After the publication of research on senior co-housing models, Shirley and five other women formed Older Women’s Co-Housing (OWCH) in 1998. The group expanded and started to develop its ethos.
So began the task of seeking funding and a site, acquiring planning permission, building a membership, negotiating with sceptical local authorities and collaborating with housing associations and architects. Overcoming these challenges, residents moved triumphantly into New Ground, a co-housing community in Barnet, north London, in December 2016. Shirley enjoyed six years in her new home, attending current affairs, theatre and book groups as well as New Ground committees.

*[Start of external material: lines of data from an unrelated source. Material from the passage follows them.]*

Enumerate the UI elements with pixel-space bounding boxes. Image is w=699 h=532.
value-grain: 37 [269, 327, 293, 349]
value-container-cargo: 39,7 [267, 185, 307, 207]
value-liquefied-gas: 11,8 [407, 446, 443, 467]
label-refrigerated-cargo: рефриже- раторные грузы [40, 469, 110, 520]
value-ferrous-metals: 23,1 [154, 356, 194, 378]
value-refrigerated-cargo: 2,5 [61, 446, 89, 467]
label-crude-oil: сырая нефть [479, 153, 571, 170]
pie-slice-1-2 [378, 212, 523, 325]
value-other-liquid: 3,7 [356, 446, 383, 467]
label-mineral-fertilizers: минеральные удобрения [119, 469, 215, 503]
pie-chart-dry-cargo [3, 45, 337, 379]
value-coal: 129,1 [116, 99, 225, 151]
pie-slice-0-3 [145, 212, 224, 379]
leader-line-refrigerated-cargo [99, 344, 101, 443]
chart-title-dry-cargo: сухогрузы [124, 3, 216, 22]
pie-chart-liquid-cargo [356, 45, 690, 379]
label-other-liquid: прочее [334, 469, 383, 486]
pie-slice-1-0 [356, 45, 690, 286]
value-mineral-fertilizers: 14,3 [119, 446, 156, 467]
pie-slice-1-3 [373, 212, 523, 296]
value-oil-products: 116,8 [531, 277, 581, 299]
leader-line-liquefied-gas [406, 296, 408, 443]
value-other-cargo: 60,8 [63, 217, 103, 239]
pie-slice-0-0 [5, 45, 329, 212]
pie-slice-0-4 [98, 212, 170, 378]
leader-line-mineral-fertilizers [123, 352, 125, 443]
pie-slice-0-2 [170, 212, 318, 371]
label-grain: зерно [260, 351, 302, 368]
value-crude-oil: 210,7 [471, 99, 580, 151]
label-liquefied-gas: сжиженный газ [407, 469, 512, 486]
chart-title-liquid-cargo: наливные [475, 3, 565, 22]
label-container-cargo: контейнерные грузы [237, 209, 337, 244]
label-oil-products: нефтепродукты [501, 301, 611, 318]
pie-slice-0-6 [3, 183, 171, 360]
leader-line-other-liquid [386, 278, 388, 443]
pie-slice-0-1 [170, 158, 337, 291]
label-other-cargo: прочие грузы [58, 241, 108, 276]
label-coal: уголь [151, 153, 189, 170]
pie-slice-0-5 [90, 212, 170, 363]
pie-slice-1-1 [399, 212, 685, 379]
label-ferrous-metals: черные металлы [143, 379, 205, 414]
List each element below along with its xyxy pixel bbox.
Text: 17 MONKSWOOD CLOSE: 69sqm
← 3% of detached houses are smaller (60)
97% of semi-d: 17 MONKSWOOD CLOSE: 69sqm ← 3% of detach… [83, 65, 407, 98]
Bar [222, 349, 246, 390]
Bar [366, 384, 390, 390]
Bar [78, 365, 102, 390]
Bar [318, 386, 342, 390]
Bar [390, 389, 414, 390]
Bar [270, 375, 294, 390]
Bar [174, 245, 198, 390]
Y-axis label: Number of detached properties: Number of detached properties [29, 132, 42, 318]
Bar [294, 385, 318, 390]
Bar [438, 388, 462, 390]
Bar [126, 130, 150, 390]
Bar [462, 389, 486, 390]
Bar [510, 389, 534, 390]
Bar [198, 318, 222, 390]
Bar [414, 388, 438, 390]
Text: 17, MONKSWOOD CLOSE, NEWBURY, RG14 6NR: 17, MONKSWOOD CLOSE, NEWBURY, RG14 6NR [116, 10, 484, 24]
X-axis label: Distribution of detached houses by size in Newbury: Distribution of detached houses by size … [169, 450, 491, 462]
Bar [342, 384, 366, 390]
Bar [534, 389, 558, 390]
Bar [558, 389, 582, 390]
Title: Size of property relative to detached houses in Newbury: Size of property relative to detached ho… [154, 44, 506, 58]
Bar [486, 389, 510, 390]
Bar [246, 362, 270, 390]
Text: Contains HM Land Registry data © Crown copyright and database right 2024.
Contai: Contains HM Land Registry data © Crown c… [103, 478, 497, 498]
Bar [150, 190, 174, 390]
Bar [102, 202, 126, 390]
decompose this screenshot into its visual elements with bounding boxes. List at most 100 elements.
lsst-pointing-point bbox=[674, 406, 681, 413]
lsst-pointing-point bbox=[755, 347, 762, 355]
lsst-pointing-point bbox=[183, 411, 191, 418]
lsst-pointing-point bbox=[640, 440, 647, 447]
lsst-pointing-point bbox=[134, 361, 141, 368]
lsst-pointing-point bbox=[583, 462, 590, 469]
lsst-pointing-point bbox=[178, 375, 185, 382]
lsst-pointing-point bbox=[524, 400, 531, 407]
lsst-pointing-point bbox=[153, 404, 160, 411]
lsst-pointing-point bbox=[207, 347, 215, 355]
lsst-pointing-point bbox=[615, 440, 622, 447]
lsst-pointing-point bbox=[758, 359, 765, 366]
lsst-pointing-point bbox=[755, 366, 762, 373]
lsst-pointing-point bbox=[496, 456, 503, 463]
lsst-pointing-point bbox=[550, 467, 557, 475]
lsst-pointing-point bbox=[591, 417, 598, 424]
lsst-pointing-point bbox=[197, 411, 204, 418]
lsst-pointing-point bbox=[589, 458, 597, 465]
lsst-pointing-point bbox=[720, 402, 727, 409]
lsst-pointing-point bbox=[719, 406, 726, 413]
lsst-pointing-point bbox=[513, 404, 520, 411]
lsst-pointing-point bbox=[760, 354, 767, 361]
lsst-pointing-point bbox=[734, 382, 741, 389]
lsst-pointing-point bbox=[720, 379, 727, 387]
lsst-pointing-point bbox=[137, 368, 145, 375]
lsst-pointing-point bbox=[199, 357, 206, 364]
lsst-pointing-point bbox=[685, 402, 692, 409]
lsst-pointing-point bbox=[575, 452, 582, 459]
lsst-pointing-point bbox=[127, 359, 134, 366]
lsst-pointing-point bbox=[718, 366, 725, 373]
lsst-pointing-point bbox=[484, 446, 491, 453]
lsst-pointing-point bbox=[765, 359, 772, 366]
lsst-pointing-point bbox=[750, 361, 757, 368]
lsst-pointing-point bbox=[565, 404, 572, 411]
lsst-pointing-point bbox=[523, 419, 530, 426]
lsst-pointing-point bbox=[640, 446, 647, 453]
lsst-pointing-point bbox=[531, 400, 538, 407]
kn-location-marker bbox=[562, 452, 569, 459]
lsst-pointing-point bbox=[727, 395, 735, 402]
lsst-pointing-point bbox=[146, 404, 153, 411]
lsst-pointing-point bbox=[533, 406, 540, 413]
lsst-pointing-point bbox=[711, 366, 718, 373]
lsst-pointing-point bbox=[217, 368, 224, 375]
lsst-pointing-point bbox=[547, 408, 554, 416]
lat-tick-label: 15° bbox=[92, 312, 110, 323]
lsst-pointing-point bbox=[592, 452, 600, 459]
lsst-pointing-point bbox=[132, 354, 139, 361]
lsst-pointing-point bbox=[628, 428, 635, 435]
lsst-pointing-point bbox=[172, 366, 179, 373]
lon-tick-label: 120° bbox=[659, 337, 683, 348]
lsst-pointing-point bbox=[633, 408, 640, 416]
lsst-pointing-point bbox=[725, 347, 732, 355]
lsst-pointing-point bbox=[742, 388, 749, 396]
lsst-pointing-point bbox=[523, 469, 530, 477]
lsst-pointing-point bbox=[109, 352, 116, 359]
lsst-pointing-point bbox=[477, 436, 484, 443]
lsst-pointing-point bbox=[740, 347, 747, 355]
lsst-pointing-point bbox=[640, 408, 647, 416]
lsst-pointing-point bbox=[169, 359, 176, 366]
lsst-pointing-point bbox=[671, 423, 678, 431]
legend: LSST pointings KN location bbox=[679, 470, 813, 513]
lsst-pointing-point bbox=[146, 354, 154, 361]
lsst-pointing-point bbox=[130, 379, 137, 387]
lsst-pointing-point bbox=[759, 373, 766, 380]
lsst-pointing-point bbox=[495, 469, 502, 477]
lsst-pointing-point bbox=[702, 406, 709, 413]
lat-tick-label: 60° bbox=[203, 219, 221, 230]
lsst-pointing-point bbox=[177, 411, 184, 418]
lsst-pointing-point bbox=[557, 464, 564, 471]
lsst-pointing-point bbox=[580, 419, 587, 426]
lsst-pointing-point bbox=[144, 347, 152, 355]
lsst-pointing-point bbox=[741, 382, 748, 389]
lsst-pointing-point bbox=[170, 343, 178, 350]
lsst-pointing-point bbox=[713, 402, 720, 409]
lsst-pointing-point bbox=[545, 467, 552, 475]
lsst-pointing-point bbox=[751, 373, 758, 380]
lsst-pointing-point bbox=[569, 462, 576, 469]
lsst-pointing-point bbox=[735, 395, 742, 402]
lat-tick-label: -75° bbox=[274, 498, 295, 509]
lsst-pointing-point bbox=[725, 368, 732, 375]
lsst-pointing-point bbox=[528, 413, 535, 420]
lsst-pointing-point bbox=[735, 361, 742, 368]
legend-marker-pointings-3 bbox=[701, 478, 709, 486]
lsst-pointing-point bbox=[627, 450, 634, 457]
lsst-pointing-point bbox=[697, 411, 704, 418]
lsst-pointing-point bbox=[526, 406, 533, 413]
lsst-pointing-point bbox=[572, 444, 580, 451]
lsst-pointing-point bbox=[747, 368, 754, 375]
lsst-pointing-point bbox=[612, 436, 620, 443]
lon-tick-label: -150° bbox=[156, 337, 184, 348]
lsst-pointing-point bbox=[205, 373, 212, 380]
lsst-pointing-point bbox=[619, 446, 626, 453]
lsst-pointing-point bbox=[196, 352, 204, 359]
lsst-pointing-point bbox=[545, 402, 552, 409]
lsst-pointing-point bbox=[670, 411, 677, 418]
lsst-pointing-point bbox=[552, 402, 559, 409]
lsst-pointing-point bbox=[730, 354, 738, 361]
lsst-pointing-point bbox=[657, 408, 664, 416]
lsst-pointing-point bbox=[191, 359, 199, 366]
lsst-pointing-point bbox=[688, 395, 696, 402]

Shirley was born in Newington Green, north London, to Benjamin Lewis, a chief draughtsman at London Transport who worked with Harry Beck on the original London Underground map, and Pearl (nee Burzynska). Both sets of Shirley’s grandparents had migrated to the East End as Jewish refugees from Russian pogroms. Shirley and her older brother, Lionel, spent their childhood in north London.
Leaving the North London Collegiate school for girls at 17, Shirley learned shorthand and typing. She worked as a secretary in Fleet Street and later as a journalist in Grimsby, Scunthorpe, south Wales and Essex.
In 1951 Shirley married Sander Meredeen, a training manager in the iron and steel industry who later became a university lecturer and silversmith, then a personnel manager at the Ford Motor Company – and the pair lived in Lincolnshire, Wales and Essex as his career developed. They had two sons, Bruce and Clive.
After the couple divorced in 1978, Shirley held various student support roles in London colleges. By the age of 54, she had completed an Open University humanities degree and a counselling qualification.
Her last years were lively despite chronic arthritis. She continued to bake, travel, follow world events and participate in research on co-housing. She delighted in showing visitors the beautiful New Ground gardens. Even during lockdown, the sense of community continued and Shirley could be seen weight-lifting tins of soup on her balcony.
She is survived by Bruce and Clive, and her grandchildren – to whom she was known as Booba – Rachel, Jessica, Ben and Elena.